There was not much to tell her about the English family: she knew all about that, understood it perhaps better than anyone, had been instrumental, perhaps, in disentangling it. She knew all about the property speculator too. She knew about the last brush – too close – with violence. It was best so. This was what being married meant. Indeed without this confidence in each other, they could not have stayed married.
‘I’ll have a shower,’ taking the gunbelt off, carrying his trousers into the bedroom to put on a hanger. Castang the meticulous. Won’t last much longer, he thought. Place will be full of babies and nappies and whatnot. An end, finally, to a tidy, careful, egoist existence.
He sat on the bed to peel plaster strapping off his body; the itch was driving him dippy.
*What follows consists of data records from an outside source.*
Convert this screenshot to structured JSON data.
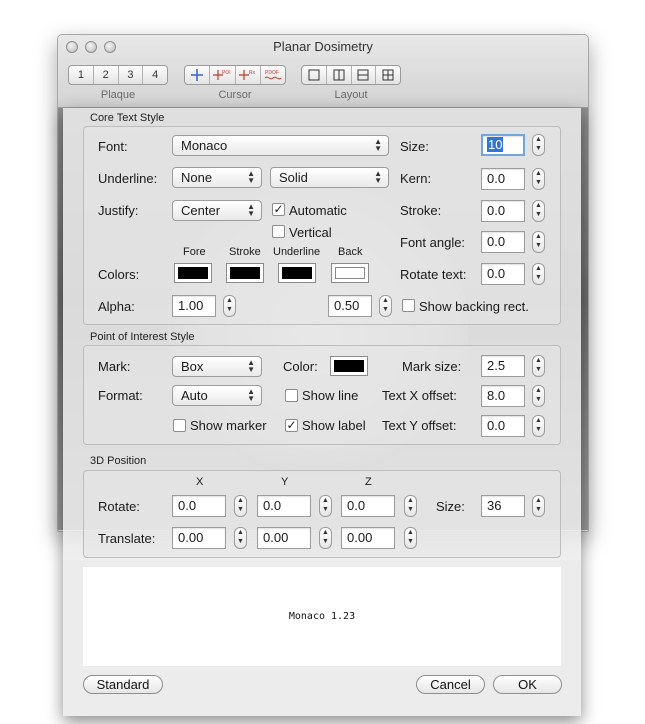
{
  "window": {
    "title": "Planar Dosimetry",
    "plaque": {
      "label": "Plaque",
      "segments": [
        "1",
        "2",
        "3",
        "4"
      ]
    },
    "cursor": {
      "label": "Cursor",
      "tools": [
        "crosshair-icon",
        "poi-icon",
        "rx-icon",
        "pdof-icon"
      ]
    },
    "layout": {
      "label": "Layout",
      "tools": [
        "layout-single-icon",
        "layout-columns-icon",
        "layout-rows-icon",
        "layout-grid-icon"
      ]
    }
  },
  "core_text": {
    "title": "Core Text Style",
    "font_label": "Font:",
    "font_value": "Monaco",
    "size_label": "Size:",
    "size_value": "10",
    "underline_label": "Underline:",
    "underline_value": "None",
    "underline_style_value": "Solid",
    "kern_label": "Kern:",
    "kern_value": "0.0",
    "justify_label": "Justify:",
    "justify_value": "Center",
    "automatic_label": "Automatic",
    "vertical_label": "Vertical",
    "stroke_label": "Stroke:",
    "stroke_value": "0.0",
    "font_angle_label": "Font angle:",
    "font_angle_value": "0.0",
    "color_headers": [
      "Fore",
      "Stroke",
      "Underline",
      "Back"
    ],
    "colors_label": "Colors:",
    "rotate_text_label": "Rotate text:",
    "rotate_text_value": "0.0",
    "alpha_label": "Alpha:",
    "alpha_value": "1.00",
    "back_alpha_value": "0.50",
    "show_backing_label": "Show backing rect.",
    "swatch_colors": [
      "#000000",
      "#000000",
      "#000000",
      "#ffffff"
    ]
  },
  "poi": {
    "title": "Point of Interest Style",
    "mark_label": "Mark:",
    "mark_value": "Box",
    "color_label": "Color:",
    "mark_color": "#000000",
    "mark_size_label": "Mark size:",
    "mark_size_value": "2.5",
    "format_label": "Format:",
    "format_value": "Auto",
    "show_line_label": "Show line",
    "text_x_label": "Text X offset:",
    "text_x_value": "8.0",
    "show_marker_label": "Show marker",
    "show_label_label": "Show label",
    "text_y_label": "Text Y offset:",
    "text_y_value": "0.0"
  },
  "position3d": {
    "title": "3D Position",
    "axes": [
      "X",
      "Y",
      "Z"
    ],
    "rotate_label": "Rotate:",
    "rotate_values": [
      "0.0",
      "0.0",
      "0.0"
    ],
    "size_label": "Size:",
    "size_value": "36",
    "translate_label": "Translate:",
    "translate_values": [
      "0.00",
      "0.00",
      "0.00"
    ]
  },
  "preview": {
    "text": "Monaco 1.23"
  },
  "buttons": {
    "standard": "Standard",
    "cancel": "Cancel",
    "ok": "OK"
  }
}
‘Healing,’ said Vera, studying the angry red scar just above his liver. It was; he knew from the itch, and had looked when Fausta changed the strapping: no, he wasn’t going to tell Vera about that detail.
‘It needs a day or two’s rest,’ he said. ‘We’re going out tomorrow night, to celebrate.’
‘Are we? Where?’
‘To your friend Monsieur Thomas. We’ve both earned that. He’ll be an unwilling but lavish host.’
‘That adds edge to appetite,’ going off to do the washing-up. She wasn’t smoking at all, because of being pregnant. He was smoking much too much. This was all wrong but she was going to be placid about it. ‘I’ll make some coffee, shall I?’
Yes, that was a good idea, before he tumbled down asleep under the shower.